CAPITALE & LAVORO

«Basta con la cassa servono soluzioni»

IL PRESIDIO
TORBIDONI GIULIA,

Dentro il palazzo, l'a.d. di Fiat Marchionne sta presentando il suo piano industriale per il marchio torinese. E loro, quelli che fanno il marchio con il proprio lavoro, stanno fuori. Aspettano e protestano. Nonostante pioggia e freddo.
Sono arrivati nella capitale con pullman e treni speciali dal sud Italia - «quello di cui non si parla» - dicono. Bandiere dei sindacati, urla e slogan: «Pomigliano non si tocca», «Termini Imerese non si tocca», «Vergogna».
«Se le cose vanno male, perché dobbiamo andarci di mezzo noi?», dicono alcuni operai. «Mi sapete dire come si fa a stare in cassa integrazione e mantenere una famiglia?». Stefano, Salvatore, Pasquale, Claudio. Sono alcune delle 316 tute blu dello stabilimento Fiat di Nola, in provincia di Napoli. «Siamo in cassa integrazione ordinaria dall'ottobre del 2008. A novembre è scaduta e siamo entrati in cassa integrazione straordinaria, che durerà fino al 30 novembre del 2010». Nei primi mesi di cassa, hanno spiegato gli operai, il lavoro era per due settimane consecutive al mese. Dai primi mesi del 2009 è sceso a una settimana e negli ultimi tempi è arrivano a soli 3 giorni al mese. «Prima c'era il problema di arrivare alla terza settimana. Ora, il mese non inizia per niente. Come si fa con 850 euro, l'affitto, il mutuo e una famiglia?».
A Pomigliano D'Arco si è prodotto per 10 anni - dal 1997 - il modello Alfa 156. «Un'auto che ha venduto molto. Abbiamo lavorato tanto, fatto dei sacrifici e retto l'azienda. E ora, d'un lampo, ci vengono a dire che non siamo efficienti, che non serviamo più, che siamo assenteisti?». Il problema, secondo i lavoratori, è che «non si vuole parlare di Pomigliano.
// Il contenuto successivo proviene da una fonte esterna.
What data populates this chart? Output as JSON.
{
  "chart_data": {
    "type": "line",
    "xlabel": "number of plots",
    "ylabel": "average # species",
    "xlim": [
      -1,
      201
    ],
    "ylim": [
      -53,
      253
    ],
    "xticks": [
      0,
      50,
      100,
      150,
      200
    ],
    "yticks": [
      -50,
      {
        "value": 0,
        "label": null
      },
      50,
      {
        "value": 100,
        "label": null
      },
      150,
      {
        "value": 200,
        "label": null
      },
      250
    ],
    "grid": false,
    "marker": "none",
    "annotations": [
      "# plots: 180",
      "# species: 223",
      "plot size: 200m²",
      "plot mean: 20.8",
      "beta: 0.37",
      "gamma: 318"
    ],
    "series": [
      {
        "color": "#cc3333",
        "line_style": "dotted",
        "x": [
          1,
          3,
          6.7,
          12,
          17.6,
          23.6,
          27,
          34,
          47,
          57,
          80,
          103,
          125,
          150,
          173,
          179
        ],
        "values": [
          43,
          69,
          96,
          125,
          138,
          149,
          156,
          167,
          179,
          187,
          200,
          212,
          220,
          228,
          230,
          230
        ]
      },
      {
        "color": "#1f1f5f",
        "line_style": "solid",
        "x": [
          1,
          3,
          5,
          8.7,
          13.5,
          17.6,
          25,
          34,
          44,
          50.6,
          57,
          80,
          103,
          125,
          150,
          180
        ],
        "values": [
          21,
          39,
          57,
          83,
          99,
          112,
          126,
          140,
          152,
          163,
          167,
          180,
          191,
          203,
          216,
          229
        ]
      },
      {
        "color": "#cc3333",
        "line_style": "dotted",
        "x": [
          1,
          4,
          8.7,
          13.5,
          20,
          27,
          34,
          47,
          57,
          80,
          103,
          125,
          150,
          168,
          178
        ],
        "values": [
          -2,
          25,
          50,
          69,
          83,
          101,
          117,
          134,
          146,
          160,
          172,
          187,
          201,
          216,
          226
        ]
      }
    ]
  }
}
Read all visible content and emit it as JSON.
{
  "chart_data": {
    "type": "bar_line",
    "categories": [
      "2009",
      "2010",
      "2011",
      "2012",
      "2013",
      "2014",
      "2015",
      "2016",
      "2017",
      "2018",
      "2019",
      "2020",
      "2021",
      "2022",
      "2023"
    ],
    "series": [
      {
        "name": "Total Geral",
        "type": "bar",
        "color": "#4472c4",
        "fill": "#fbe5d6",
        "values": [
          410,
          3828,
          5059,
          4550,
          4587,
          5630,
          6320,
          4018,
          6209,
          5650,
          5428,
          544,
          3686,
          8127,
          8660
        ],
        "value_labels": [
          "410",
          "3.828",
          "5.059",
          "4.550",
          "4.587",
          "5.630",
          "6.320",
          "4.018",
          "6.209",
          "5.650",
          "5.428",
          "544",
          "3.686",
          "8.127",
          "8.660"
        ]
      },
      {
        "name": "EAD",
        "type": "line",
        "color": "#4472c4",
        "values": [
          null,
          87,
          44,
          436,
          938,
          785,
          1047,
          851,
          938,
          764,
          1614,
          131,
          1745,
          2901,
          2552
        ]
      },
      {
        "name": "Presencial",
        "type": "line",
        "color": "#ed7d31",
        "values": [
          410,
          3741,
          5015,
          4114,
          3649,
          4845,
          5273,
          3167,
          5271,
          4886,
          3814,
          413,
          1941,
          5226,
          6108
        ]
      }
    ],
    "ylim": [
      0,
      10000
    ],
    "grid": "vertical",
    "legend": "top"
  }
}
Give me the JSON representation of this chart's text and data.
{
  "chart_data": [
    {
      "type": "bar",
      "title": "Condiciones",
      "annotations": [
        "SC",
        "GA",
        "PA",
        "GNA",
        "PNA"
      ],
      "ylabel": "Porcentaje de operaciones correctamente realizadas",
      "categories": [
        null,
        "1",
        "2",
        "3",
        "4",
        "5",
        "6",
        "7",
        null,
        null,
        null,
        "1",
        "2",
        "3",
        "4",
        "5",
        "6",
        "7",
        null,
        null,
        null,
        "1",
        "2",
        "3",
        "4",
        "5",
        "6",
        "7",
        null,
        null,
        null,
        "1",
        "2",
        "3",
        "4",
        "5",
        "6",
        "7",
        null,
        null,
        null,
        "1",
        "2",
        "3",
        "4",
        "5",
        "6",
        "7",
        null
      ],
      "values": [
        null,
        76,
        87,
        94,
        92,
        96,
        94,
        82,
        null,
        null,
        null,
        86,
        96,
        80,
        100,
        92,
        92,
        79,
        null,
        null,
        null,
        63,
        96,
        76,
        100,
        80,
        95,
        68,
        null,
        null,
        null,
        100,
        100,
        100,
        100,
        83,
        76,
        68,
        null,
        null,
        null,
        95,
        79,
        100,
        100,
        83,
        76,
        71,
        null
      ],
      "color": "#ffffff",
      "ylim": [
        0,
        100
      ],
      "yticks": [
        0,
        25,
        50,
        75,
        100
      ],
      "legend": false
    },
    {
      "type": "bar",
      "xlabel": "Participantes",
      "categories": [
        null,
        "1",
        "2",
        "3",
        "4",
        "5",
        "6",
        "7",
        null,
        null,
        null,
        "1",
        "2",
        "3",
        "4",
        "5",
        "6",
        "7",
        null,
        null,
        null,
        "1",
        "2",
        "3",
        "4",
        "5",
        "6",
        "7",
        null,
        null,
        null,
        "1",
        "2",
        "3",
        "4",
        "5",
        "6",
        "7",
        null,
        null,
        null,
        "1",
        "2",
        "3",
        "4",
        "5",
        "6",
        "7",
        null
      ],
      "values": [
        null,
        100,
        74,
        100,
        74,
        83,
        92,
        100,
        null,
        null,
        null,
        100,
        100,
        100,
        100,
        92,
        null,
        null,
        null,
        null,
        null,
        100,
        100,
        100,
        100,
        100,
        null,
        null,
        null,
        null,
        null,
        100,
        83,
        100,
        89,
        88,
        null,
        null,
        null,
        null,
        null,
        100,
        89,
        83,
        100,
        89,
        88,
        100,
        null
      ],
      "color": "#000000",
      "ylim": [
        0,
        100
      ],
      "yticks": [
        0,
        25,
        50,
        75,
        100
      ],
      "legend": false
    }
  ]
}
Tutti fanno finta di niente, ma se vi andate a leggere l'accordo che la Fiat aveva fatto per prendersi Opel, lì c'era già scritto che secondo Marchionne devono essere chiusi alcuni stabilimenti, tra cui Pomigliano e Termini».
E a manifestare, infatti, non c'è solo Pomigliano D'Arco. Alcuni operai - 420 - hanno fatto la notte in treno per arrivare a Roma da Termini Imerese. «Il problema ci tocca tutti e siamo tutti uniti» dicono. Secondo Maurizio e Gaspare, lavoratori dell'indotto della Fiat, alla Magneti Marelli di Termini, la delocalizzazione è alla base del problema. «Le auto che vengono vendute di più in Italia, come la 500 e la Panda, sono prodotte altrove. Invece di investire in ricerca e avviare una politica ecologia, si porta la produzione in altri paesi».
E alle proposte di riconversione della produzione gli operai si mostrano scettici. «Ci prendiamo in giro se pensiamo che un altro settore possa essere talmente forte da sostituire quello delle auto. Basta che pensi a quanta pubblicità c'è per le macchine», spiegano Gaspare e Maurizio che, ricordano, «in circa 10 anni siamo venuti a protestare a Roma parecchie volte». Mantenere la produzione di auto in Sicilia è, secondo loro, prioritario per tutta la regione e la sua economia. «L'indotto - sottolineano - è il settore debole. Già nel 2002 ci fu una scrematura: da circa 2000 passammo a essere 800». Quello che chiedono gli operai, quelli accorsi a Roma e quelli che non hanno potuto esserci come i precari che stanno occupando il Comune di Pomigliano, è che «si trovino delle soluzioni, per non buttare in strada le persone che lavorano».
Insieme agli operai ci sono anche gli studenti delle scuole medie superiori e dell'università. Sono i «giovani democratici» di Pomigliano, secondo cui il problema è quello dell'occupazione. «Dobbiamo essere uniti per la causa dei lavoratori e del nostro futuro - dicono Cristina e Antonio - qui in piazza ci sono i nostri stessi familiari, amici o conoscenti. Ci vuole unità del sindacato e delle forze politiche».
In serata arrivano ai manifestanti le prime notizie sulla riunione: Termini non produrrà più auto. E mentre la piazza e i sindacati gridano «Vergogna», Marchionne fa spallucce e dice che «la Fiat è un gruppo privato e il problema sociale di Termini riguarda il governo».
Gianni Rinaldini, segretario generale della Fiom, esprime «un giudizio negativo sul piano Marchionne. Non si può separare il destino di Termini da quello degli altri stabilimenti». Oggi, gli operai di Termini sono di nuovo a casa, di nuovo in assemblea per decidere che fare.